A COURT has sentenced a man over a €108,000 Porsche insurance fraud in Marbella.


A ruling sentenced the man for the insurance fraud, which saw one suspect claim their €108,000 Porsche had been stolen in Marbella.
According to Spanish newspaper Sur, the man has been sentenced to two-and-a-half years in prison after reporting his car stolen following a high-speed chase with police in a bid to avoid being prosecuted.
The incident took place in 2015, when officers from the Guardia Civil stopped the man at a roundabout in Marbella for using his mobile phone.
Police say the man began to stop, but claimed he later sped off to avoid officers because he had previously lost his licence.
A high-speed chase broke out through the streets of San Pedro Alcantara, with the suspect allegedly driving through traffic lights and endangering other cars and pedestrians before police abandoned their pursuit due to the risk to the public.
They later found the Porsche the man had been driving abandoned in the Azalea beach development before visiting his house in Estepona to question him.
Police say the man’s daughter met them at the home and would not tell them where her father was.
The court found that days later the daughter went to the Marbella Local Police and reported that the car had been stolen at the Azalea shopping centre, leading officers to investigate the theft before closing their investigation “for lack of known perpetrator.”

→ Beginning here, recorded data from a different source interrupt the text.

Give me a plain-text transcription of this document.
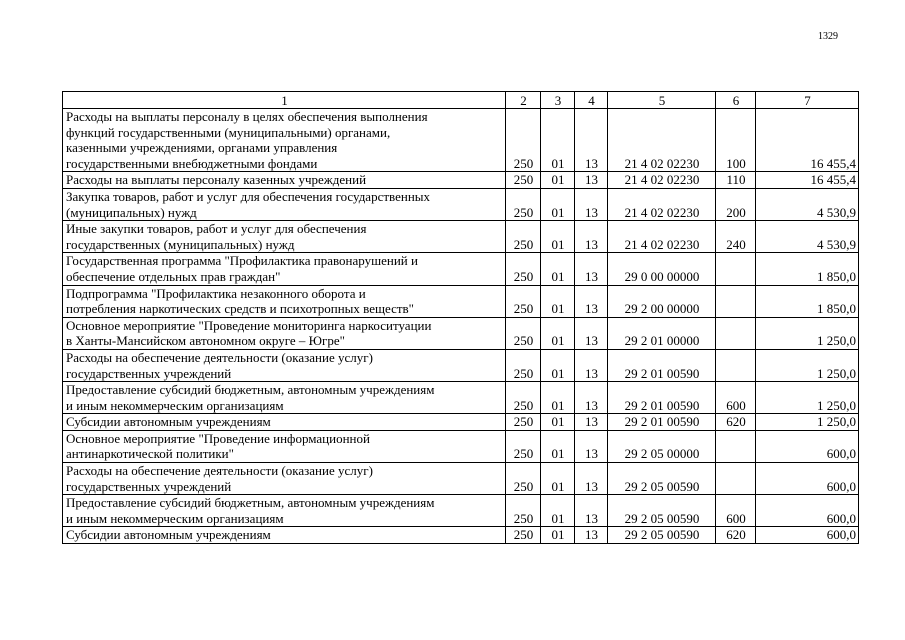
1329
1	2	3	4	5	6	7

Расходы на выплаты персоналу в целях обеспечения выполнения
функций государственными (муниципальными) органами,
казенными учреждениями, органами управления
государственными внебюджетными фондами	250	01	13	21 4 02 02230	100	16 455,4

Расходы на выплаты персоналу казенных учреждений	250	01	13	21 4 02 02230	110	16 455,4

Закупка товаров, работ и услуг для обеспечения государственных
(муниципальных) нужд	250	01	13	21 4 02 02230	200	4 530,9

Иные закупки товаров, работ и услуг для обеспечения
государственных (муниципальных) нужд	250	01	13	21 4 02 02230	240	4 530,9

Государственная программа "Профилактика правонарушений и
обеспечение отдельных прав граждан"	250	01	13	29 0 00 00000		1 850,0

Подпрограмма "Профилактика незаконного оборота и
потребления наркотических средств и психотропных веществ"	250	01	13	29 2 00 00000		1 850,0

Основное мероприятие "Проведение мониторинга наркоситуации
в Ханты-Мансийском автономном округе – Югре"	250	01	13	29 2 01 00000		1 250,0

Расходы на обеспечение деятельности (оказание услуг)
государственных учреждений	250	01	13	29 2 01 00590		1 250,0

Предоставление субсидий бюджетным, автономным учреждениям
и иным некоммерческим организациям	250	01	13	29 2 01 00590	600	1 250,0

Субсидии автономным учреждениям	250	01	13	29 2 01 00590	620	1 250,0

Основное мероприятие "Проведение информационной
антинаркотической политики"	250	01	13	29 2 05 00000		600,0

Расходы на обеспечение деятельности (оказание услуг)
государственных учреждений	250	01	13	29 2 05 00590		600,0

Предоставление субсидий бюджетным, автономным учреждениям
и иным некоммерческим организациям	250	01	13	29 2 05 00590	600	600,0

Субсидии автономным учреждениям	250	01	13	29 2 05 00590	620	600,0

The car’s owner later put in an insurance claim for the car, however a court has now found the man’s claim was false and have ordered him and his daughter to each pay €8,100, as well as the €108,000 for the car.
The court also sentenced the man to two-and-a-half years in prison for the fraud, while he was also found guilty of reckless driving and given a further one year and three months in prison after it emerged he also had two previous arrests for driving offences.
His daughter was sentenced to two years in prison for the fraud.